But here's what I expect to happen within the next short while since I'm finally feeling this way. A phone call. A FB message. A MSN chat. Something. Because that's what seems to happen. I finally begin to let go, and then he makes contact, and I'm back to where I was. Perhaps I go back there with far more caution in my heart, but I return nonetheless.
This week, as I realized where I'm at, I considered sending him an email. I was planning on asking him not to bother contacting me again until he's able to honestly be a friend. I'm tired of the promises and being the person he chooses to befriend when there is no one else. I've spent a lot of time mentally writing this message to him. I've decided against actually contacting him because it will only add more drama to an already far too dramatic situation. But just writing this email in my head seems to have empowered me somewhat. I may still write it, but not send it. I often find it to be frustrating to write something that isn't going to be shared though (which explains the reason why I keep this public blog rather than a private diary.)

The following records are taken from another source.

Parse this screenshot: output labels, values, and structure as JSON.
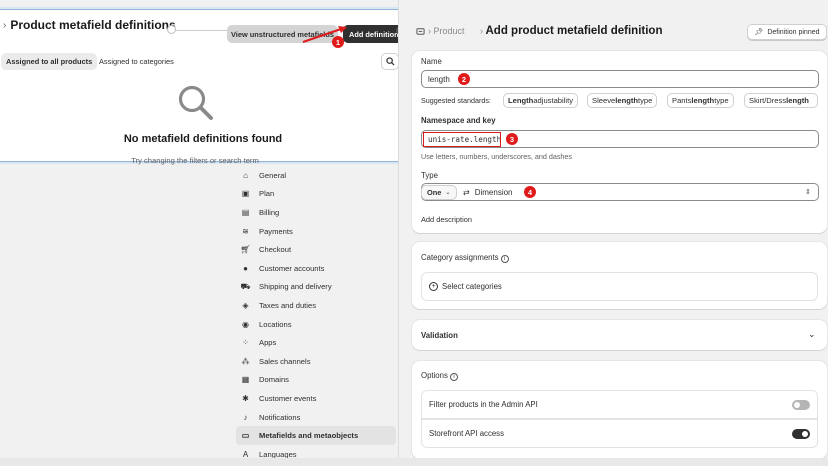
{
  "settings_nav": [
    {
      "label": "General",
      "icon": "store-icon"
    },
    {
      "label": "Plan",
      "icon": "plan-icon"
    },
    {
      "label": "Billing",
      "icon": "billing-icon"
    },
    {
      "label": "Payments",
      "icon": "payments-icon"
    },
    {
      "label": "Checkout",
      "icon": "cart-icon"
    },
    {
      "label": "Customer accounts",
      "icon": "person-icon"
    },
    {
      "label": "Shipping and delivery",
      "icon": "truck-icon"
    },
    {
      "label": "Taxes and duties",
      "icon": "tax-icon"
    },
    {
      "label": "Locations",
      "icon": "location-icon"
    },
    {
      "label": "Apps",
      "icon": "apps-icon"
    },
    {
      "label": "Sales channels",
      "icon": "channels-icon"
    },
    {
      "label": "Domains",
      "icon": "domain-icon"
    },
    {
      "label": "Customer events",
      "icon": "events-icon"
    },
    {
      "label": "Notifications",
      "icon": "bell-icon"
    },
    {
      "label": "Metafields and metaobjects",
      "icon": "metafields-icon",
      "active": true
    },
    {
      "label": "Languages",
      "icon": "language-icon"
    }
  ],
  "popup": {
    "title": "Product metafield definitions",
    "view_unstructured_label": "View unstructured metafields",
    "add_definition_label": "Add definition",
    "help_glyph": "?",
    "tabs": [
      "Assigned to all products",
      "Assigned to categories"
    ],
    "empty_title": "No metafield definitions found",
    "empty_subtitle": "Try changing the filters or search term"
  },
  "header": {
    "breadcrumb": "Product",
    "title": "Add product metafield definition",
    "pin_label": "Definition pinned"
  },
  "form": {
    "name_label": "Name",
    "name_value": "length",
    "suggested_label": "Suggested standards:",
    "suggestions": [
      {
        "bold": "Length",
        "rest": " adjustability"
      },
      {
        "pre": "Sleeve ",
        "bold": "length",
        "rest": " type"
      },
      {
        "pre": "Pants ",
        "bold": "length",
        "rest": " type"
      },
      {
        "pre": "Skirt/Dress ",
        "bold": "length",
        "rest": ""
      }
    ],
    "namespace_label": "Namespace and key",
    "namespace_value": "unis-rate.length",
    "namespace_hint": "Use letters, numbers, underscores, and dashes",
    "type_label": "Type",
    "type_cardinality": "One",
    "type_value": "Dimension",
    "add_description": "Add description"
  },
  "category": {
    "title": "Category assignments",
    "select_label": "Select categories"
  },
  "validation": {
    "title": "Validation"
  },
  "options": {
    "title": "Options",
    "items": [
      {
        "label": "Filter products in the Admin API",
        "on": false
      },
      {
        "label": "Storefront API access",
        "on": true
      }
    ]
  },
  "annotations": [
    "1",
    "2",
    "3",
    "4"
  ],
  "colors": {
    "accent": "#303030",
    "marker": "#e01b1b",
    "popup_border": "#8fb3d9"
  }
}
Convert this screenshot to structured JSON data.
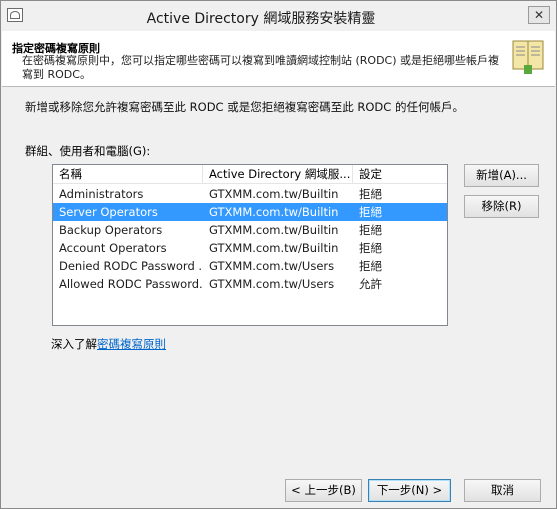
{
  "window": {
    "title": "Active Directory 網域服務安裝精靈",
    "close_label": "✕"
  },
  "header": {
    "title": "指定密碼複寫原則",
    "description": "在密碼複寫原則中，您可以指定哪些密碼可以複寫到唯讀網域控制站 (RODC) 或是拒絕哪些帳戶複寫到 RODC。"
  },
  "content": {
    "intro": "新增或移除您允許複寫密碼至此 RODC 或是您拒絕複寫密碼至此 RODC 的任何帳戶。",
    "list_label": "群組、使用者和電腦(G):",
    "columns": [
      "名稱",
      "Active Directory 網域服...",
      "設定"
    ],
    "rows": [
      {
        "name": "Administrators",
        "domain": "GTXMM.com.tw/Builtin",
        "setting": "拒絕"
      },
      {
        "name": "Server Operators",
        "domain": "GTXMM.com.tw/Builtin",
        "setting": "拒絕"
      },
      {
        "name": "Backup Operators",
        "domain": "GTXMM.com.tw/Builtin",
        "setting": "拒絕"
      },
      {
        "name": "Account Operators",
        "domain": "GTXMM.com.tw/Builtin",
        "setting": "拒絕"
      },
      {
        "name": "Denied RODC Password ...",
        "domain": "GTXMM.com.tw/Users",
        "setting": "拒絕"
      },
      {
        "name": "Allowed RODC Password...",
        "domain": "GTXMM.com.tw/Users",
        "setting": "允許"
      }
    ],
    "add_button": "新增(A)...",
    "remove_button": "移除(R)",
    "learn_prefix": "深入了解",
    "learn_link": "密碼複寫原則"
  },
  "footer": {
    "back_button": "< 上一步(B)",
    "next_button": "下一步(N) >",
    "cancel_button": "取消"
  }
}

I had an ah-ha moment while reading a good friend's most recent blog post the other night. She wrote about the difficulty she faces with trusting people as a result of being burned in the past. It made me think about my same issue. I'm not sure how I can ever completely trust someone again. And that's a hard idea for me, since I tend to be quite trusting of the people I allow into my inner circle. It made me wonder if perhaps this is why I'm being so picky about who I choose to be with next. If I can't find the right person to be with, then I don't have to take the risk of trusting, right?
On my way home from an appointment this afternoon I had an interesting thought. I was filled with dread at the idea of having to come home again. I wanted to be anywhere but here. But then I thought of the babies, and I caught myself suddenly speeding to get home. And at that point it hit me... the discontent I'm feeling has nothing to do with them. It's from not getting out to stretch my legs. From not having any real "me" time. It has absolutely nothing to do with the children. I don't have to feel guilty for feeling this way now that I've had this realization.